Italy's cabinet backs crack down on women pickpockets


  • World
  • Friday, 17 Nov 2023

FILE PHOTO: A general view of the upper house of parliament ahead of a confidence vote for the new government, in Rome, Italy, October 26, 2022. REUTERS/Guglielmo Mangiapane/File Photo

ROME (Reuters) - Italy's rightist government on Thursday backed a raft of measures to improve public security including potentially tougher penalties for women offenders who are pregnant or have very young children, in a move aimed at pickpockets.

The coalition League party had long called for the scrapping of a rule that prevents such women from being sent straight to jail, as part of its campaign against foreign pickpockets on public transport.

"This is a League battle that the left had blocked in the past months," League leader and deputy prime minister Matteo Salvini wrote on Facebook.

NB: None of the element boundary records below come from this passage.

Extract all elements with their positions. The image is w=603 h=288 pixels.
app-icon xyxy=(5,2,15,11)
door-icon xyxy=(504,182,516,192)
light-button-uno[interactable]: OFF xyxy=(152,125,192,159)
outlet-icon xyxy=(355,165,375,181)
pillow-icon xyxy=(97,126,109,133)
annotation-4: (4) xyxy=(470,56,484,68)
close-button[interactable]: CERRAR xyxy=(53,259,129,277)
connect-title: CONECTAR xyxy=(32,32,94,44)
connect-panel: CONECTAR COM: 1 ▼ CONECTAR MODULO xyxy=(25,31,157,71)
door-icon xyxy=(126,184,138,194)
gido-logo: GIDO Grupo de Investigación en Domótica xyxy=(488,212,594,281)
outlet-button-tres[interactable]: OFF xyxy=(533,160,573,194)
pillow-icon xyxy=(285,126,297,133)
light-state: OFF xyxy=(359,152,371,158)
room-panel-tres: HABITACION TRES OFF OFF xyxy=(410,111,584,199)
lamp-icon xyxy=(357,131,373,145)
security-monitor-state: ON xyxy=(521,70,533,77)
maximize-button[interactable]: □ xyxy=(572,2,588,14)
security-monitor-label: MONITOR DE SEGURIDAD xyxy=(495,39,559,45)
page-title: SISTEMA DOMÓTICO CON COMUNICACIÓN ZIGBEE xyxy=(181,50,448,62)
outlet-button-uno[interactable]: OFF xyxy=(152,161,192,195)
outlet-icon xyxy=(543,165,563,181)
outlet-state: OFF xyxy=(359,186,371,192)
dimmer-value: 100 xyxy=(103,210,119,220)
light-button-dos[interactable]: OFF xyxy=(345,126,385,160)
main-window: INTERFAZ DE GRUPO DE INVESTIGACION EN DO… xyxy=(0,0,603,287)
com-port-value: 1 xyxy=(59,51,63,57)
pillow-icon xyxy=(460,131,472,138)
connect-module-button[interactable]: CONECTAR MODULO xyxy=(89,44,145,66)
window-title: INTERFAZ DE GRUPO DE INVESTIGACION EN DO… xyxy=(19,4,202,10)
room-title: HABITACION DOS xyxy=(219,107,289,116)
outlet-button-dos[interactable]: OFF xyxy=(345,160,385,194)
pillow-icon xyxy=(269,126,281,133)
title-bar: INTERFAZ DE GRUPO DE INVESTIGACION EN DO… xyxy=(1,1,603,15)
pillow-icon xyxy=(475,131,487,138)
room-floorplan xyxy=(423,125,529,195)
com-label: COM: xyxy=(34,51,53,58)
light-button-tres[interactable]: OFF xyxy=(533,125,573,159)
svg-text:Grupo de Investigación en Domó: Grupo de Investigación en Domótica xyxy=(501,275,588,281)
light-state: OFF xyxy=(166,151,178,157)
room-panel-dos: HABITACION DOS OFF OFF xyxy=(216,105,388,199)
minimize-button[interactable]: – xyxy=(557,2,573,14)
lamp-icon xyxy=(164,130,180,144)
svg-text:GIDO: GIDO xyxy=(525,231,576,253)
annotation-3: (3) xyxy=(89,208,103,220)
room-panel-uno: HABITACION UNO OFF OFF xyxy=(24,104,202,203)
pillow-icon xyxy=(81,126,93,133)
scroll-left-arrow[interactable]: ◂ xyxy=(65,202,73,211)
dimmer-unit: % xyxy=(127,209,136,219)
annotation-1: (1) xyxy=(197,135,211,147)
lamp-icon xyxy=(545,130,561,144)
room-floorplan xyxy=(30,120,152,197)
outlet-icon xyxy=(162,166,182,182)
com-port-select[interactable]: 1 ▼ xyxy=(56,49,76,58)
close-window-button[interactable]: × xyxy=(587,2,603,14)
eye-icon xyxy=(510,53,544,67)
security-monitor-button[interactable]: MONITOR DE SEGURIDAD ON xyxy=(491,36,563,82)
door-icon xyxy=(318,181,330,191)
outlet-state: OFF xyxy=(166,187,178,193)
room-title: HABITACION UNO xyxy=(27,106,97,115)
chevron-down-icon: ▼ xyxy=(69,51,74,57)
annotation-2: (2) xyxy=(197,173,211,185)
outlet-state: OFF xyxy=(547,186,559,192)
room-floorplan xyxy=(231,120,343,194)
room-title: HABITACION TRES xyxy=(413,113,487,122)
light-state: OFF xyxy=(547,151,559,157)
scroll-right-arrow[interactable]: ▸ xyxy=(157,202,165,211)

Under the proposal, judges will be allowed to order the imprisonment of such offenders, especially if they are habitual criminals, but they won't be bound to do so, Interior Minister Matteo Piantedosi told a news conference.

"This is aimed at avoiding the use of the maternity status as an exemption when committing a crime," the minister said.

The government's move drew strong criticism from the opposition. In a statement, the Green-Left Alliance (AVS) called it an "abuse against pregnant women and their children ... who are blameless".

The measure has been included in a government bill subject to approval by both houses of parliament before becoming law.

The bill also tackles environmental activists who block highways and streets to demand action against climate change, provoking the ire of drivers.

Such actions will be treated as crimes when they are "particularly offensive and alarming" due to the presence of more than one person and for having been organised in advance.

In addition, the government is seeking to clamp down on protests by prison inmates or inside migrant centres, and on people who use minors to beg for money.

It has also proposed tougher jail terms for people who threaten or use violence against the police.